Æternity is an exceptionally scalable blockchain protocol that is based on Ethereum’s network. Æternity offers a unique consensus mechanism that can be utilized to check oracles (we will touch on oracles later on in this article), which maximizes their efficiency, as Æternity prevents layering of consensus mechanisms on top of one another. State channels are implemented to maximize scalability and privacy. Channels’ tokens can be transferred via means of functional smart contracts that have access to the answers of an oracle. Æternity renders smart contracts faster and easier to execute, because it doesn’t act through recording contract code, or state, on the blockchain, i.e. on-chain, but without affecting the functionality of the smart contracts.

A week ago a white paper was published to introduce the architecture of Æternity and its potential use cases. Æternity can be used on a global scale in prediction markets and synthetic assets’ markets.

How Can Æternity Blockchain Serve Smart Contract Platforms?

There are three main problems that underlie the lack of sufficient scalability, coding safety and relatively inexpensive access to real-world data of the presently available smart contract platforms:

1. The presently prevalent stateful design renders smart contracts, coded for smart contract platforms, rather hard to analyze. Moreover, combining statfefulness with sequential ordering of transactions reduces scalability.

2. Introducing real-world data to smart contract platforms, in a trustless, decentralized and reliable manner significantly hurdles the realization of a large number of advantageous applications.

3. Most smart contract platforms have limited abilities to update themselves to cope with newly emerging economical and technological knowledge.

Recent studies of the state channel technology have proven that in many instances, storing state on-chain is unnecessary. In most cases, all data can be stored in state channels, and the blockchain would be only used to settle the economic results of exchange of information and/or to act as a fallout whenever a dispute occurs. This represents an alternative blockchain architecture approach, which is marked by Turing-complete smart contracts that exist in state channels but not on the blockchain. This would boost scalability as all transactions are independent and can be processed in parallel. Furthermore, this approach means that smart contracts will not write to shared state, which will greatly simplify contracts’ testing and verification.
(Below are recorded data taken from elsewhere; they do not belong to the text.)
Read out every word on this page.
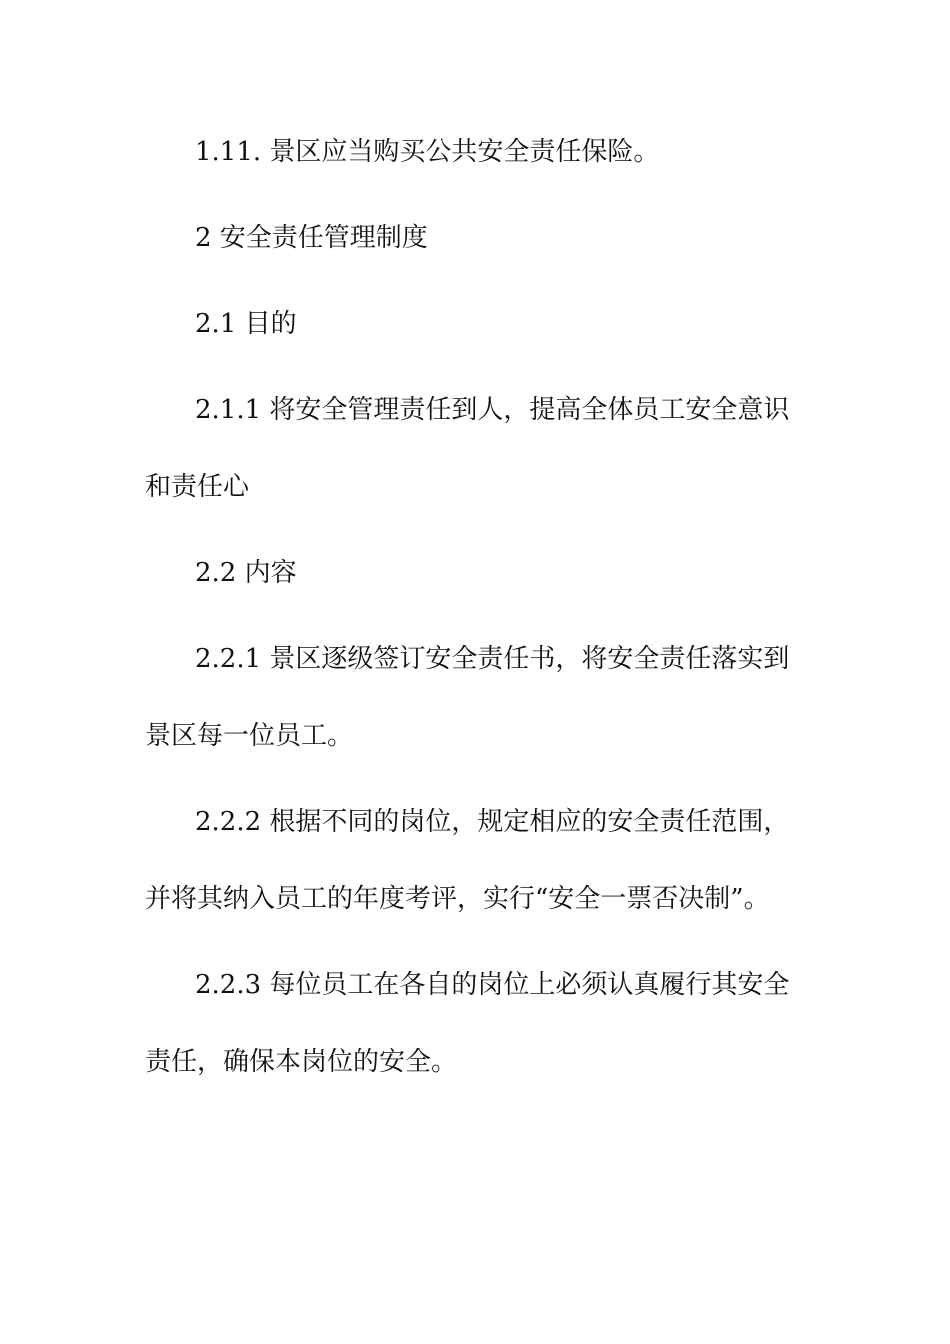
1.11. 景区应当购买公共安全责任保险。
2 安全责任管理制度
2.1 目的
2.1.1 将安全管理责任到人，提高全体员工安全意识
和责任心
2.2 内容
2.2.1 景区逐级签订安全责任书，将安全责任落实到
景区每一位员工。
2.2.2 根据不同的岗位，规定相应的安全责任范围，
并将其纳入员工的年度考评，实行“安全一票否决制”。
2.2.3 每位员工在各自的岗位上必须认真履行其安全
责任，确保本岗位的安全。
Augur is a decentralized prediction market that attempted to integrate real-world data with the blockchain in a decentralized manner via a process that implements a consensus mechanism on smart contracts, rather than implementing the consensus mechanism provided by the underlying blockchain. This will result in inefficiencies, yet it won’t boost security. So, it is logically better to generalize the consensus mechanism of the blockchain so that it can provide information on the next internal state as well as on the external world’s state. So, we can assume that the blockchain’s consensus mechanism dictates the outcome of executing what complexity theory describes as an “oracle machine”. An oracle machine is a theoretical machine that is far more powerful than a Turing machine due to the fact that it can bear answers to questions whose answers cannot be computed such as “Who won the Super Bowl in 2016?”

Overview and Applications of Æternity:

Æternity is a blockchain protocol that is designed to solve all the aforementioned problems that are challenging smart contract platforms. Æternity provides a highly efficient system for transferring value. Practically speaking, Æternity represents a global oracle machine that can be utilized to provide decision making services on an enormous scale.

The stateless nature of Æternity’s smart contracts makes it ideal for building a myriad of applications including:

1.Identities: Each account will be associated with a unique ID number. Users will be allowed to register distinctive names and link them to a data structure’s Merkle root.

2. Wallet: the wallet manages the cryptocurrency, Aeon, private keys, sends and signs transactions. It can also be used to create channel transactions and use apps within the channel network.

3. Toll API: Payment channels open the door to a novel type of APIs where a user can pay for every API request. Toll APIs mitigates DDoS problems and simplifies the creation of high quality APIs.

4. Insured Crowdfunding: Insured crowdfunding can be implemented via means of dominant assurance contracts, which are smart contracts that are created to raise money for a good cause.

5. Others: other possible applications include cross-chain atomic swaps, event contracts (e.g. insurance, whistleblowing) and prediction markets.